Rate This Document
Findability
Accuracy
Completeness
Readability

Constraints

This section describes the constraints on the machine learning algorithm library.

Impact on the System

The machine learning algorithm library has no impact on the system.

Usage Restrictions

Table 1 describes the usage restrictions.

Table 1 Constraints

Item

Description

OSs

  • CentOS 7.6
  • openEuler 20.03 LTS SP1
  • openEuler 22.03 LTS

Components

  • The library supports Spark 2.3.2, Spark 2.4.5, and Spark 2.4.6, and provides the same APIs as the native algorithm library.
  • Added the adaption to Spark 3.1.1 (but limited to the following algorithms: ALS, LDA, KNN, PrefixSpan, DBSCAN, Word2Vec, Decision Tree, DTB, Random Forest, and GBDT).
  • Spark 2.4.5 and Spark 2.4.6 use the JAR package of the same version.
  • It can also be adapted to 2.X and 3.X.

Hardware

Kunpeng servers

Mixed deployment

  • A Spark cluster cannot have Kunpeng and another type of servers at the same time.
  • The machine learning and graph analysis algorithms cannot be used in a task with other open source algorithms.

Performance metrics

Based on specific datasets and product parameters, the machine learning algorithm library on Kunpeng 920 5220 processors improves the computing performance by more than 20% compared with the native MLlib algorithms on the x86 5318. For details, see the Big Data Machine Learning Algorithm Library Acceptance Test Guide.
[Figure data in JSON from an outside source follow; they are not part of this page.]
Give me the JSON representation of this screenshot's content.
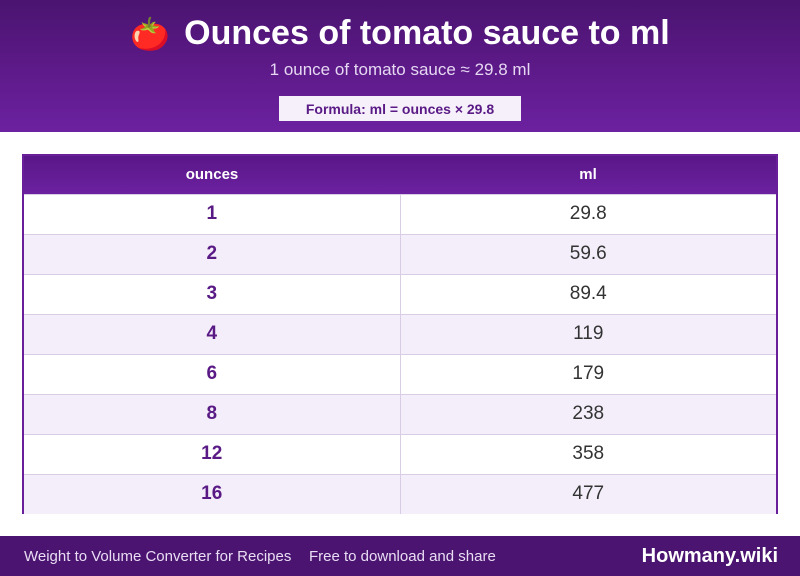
{
  "header": {
    "icon": "🍅",
    "title": "Ounces of tomato sauce to ml",
    "subtitle": "1 ounce of tomato sauce ≈ 29.8 ml",
    "formula": "Formula: ml = ounces × 29.8"
  },
  "table": {
    "columns": [
      "ounces",
      "ml"
    ],
    "rows": [
      {
        "ounces": "1",
        "ml": "29.8"
      },
      {
        "ounces": "2",
        "ml": "59.6"
      },
      {
        "ounces": "3",
        "ml": "89.4"
      },
      {
        "ounces": "4",
        "ml": "119"
      },
      {
        "ounces": "6",
        "ml": "179"
      },
      {
        "ounces": "8",
        "ml": "238"
      },
      {
        "ounces": "12",
        "ml": "358"
      },
      {
        "ounces": "16",
        "ml": "477"
      }
    ]
  },
  "footer": {
    "left": "Weight to Volume Converter for Recipes",
    "middle": "Free to download and share",
    "brand": "Howmany.wiki"
  },
  "colors": {
    "header_bg": "#5e1a8a",
    "accent": "#6c21a0",
    "row_alt": "#f4eefa",
    "footer_bg": "#4a1470"
  }
}
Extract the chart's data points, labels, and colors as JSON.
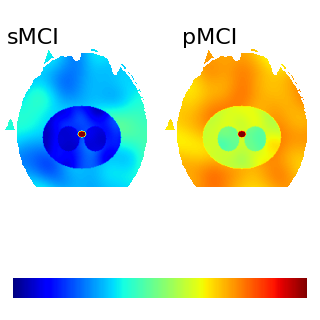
{
  "title_left": "sMCI",
  "title_right": "pMCI",
  "title_fontsize": 16,
  "title_fontweight": "normal",
  "background_color": "#ffffff",
  "colormap": "jet",
  "smci_vmin": 0.0,
  "smci_vmax": 0.5,
  "pmci_vmin": 0.5,
  "pmci_vmax": 1.0
}
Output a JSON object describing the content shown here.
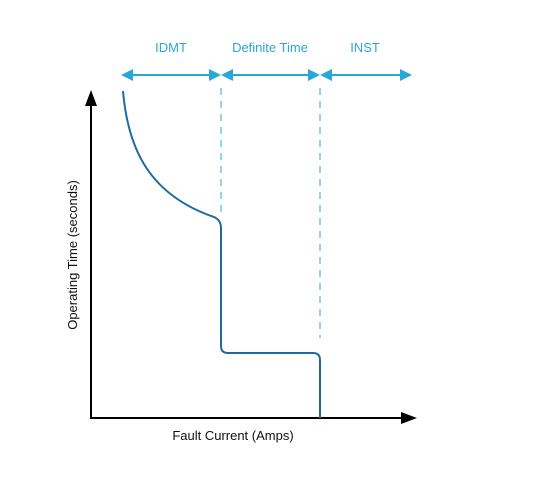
{
  "diagram": {
    "regions": [
      {
        "label": "IDMT"
      },
      {
        "label": "Definite Time"
      },
      {
        "label": "INST"
      }
    ],
    "x_axis_label": "Fault Current (Amps)",
    "y_axis_label": "Operating Time (seconds)"
  },
  "colors": {
    "accent": "#2aa7d6",
    "curve": "#1f6aa5",
    "axis": "#000000",
    "text": "#111111"
  }
}
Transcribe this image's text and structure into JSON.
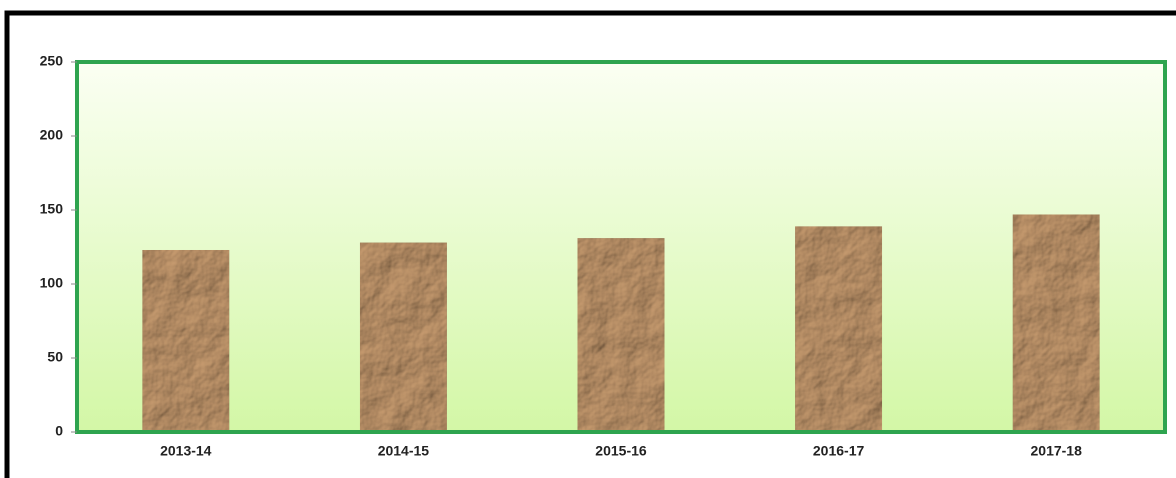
{
  "chart_data": {
    "type": "bar",
    "categories": [
      "2013-14",
      "2014-15",
      "2015-16",
      "2016-17",
      "2017-18"
    ],
    "values": [
      123,
      128,
      131,
      139,
      147
    ],
    "color": "#b48c64",
    "ylim": [
      0,
      250
    ],
    "yticks": [
      0,
      50,
      100,
      150,
      200,
      250
    ],
    "grid": false
  }
}
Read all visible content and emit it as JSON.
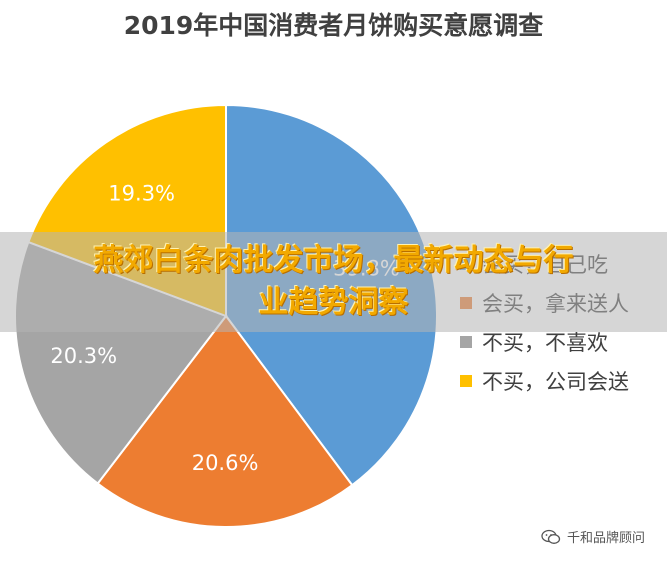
{
  "chart_data": {
    "type": "pie",
    "title": "2019年中国消费者月饼购买意愿调查",
    "slices": [
      {
        "label": "会买，自己吃",
        "value": 39.8,
        "display": "39.8%",
        "color": "#5b9bd5"
      },
      {
        "label": "会买，拿来送人",
        "value": 20.6,
        "display": "20.6%",
        "color": "#ed7d31"
      },
      {
        "label": "不买，不喜欢",
        "value": 20.3,
        "display": "20.3%",
        "color": "#a5a5a5"
      },
      {
        "label": "不买，公司会送",
        "value": 19.3,
        "display": "19.3%",
        "color": "#ffc000"
      }
    ],
    "legend_position": "right",
    "start_angle_deg": 0,
    "direction": "clockwise"
  },
  "overlay": {
    "line1": "燕郊白条肉批发市场，最新动态与行",
    "line2": "业趋势洞察"
  },
  "watermark": {
    "text": "千和品牌顾问",
    "icon": "wechat-icon"
  }
}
The Kunpeng BoostKit machine learning algorithm library for Spark 2.4.6 uses the same core code as the native algorithm library for Spark 2.3.2, so their algorithm execution results are the same. The algorithm execution results may be different from the native algorithm library for Spark 2.4.6 (for example, DTB), depending on whether there are functional changes between algorithm libraries for open source Spark 2.3.2 and Spark 2.4.6.

Feature Interactions

The machine learning algorithm library does not interact with other features.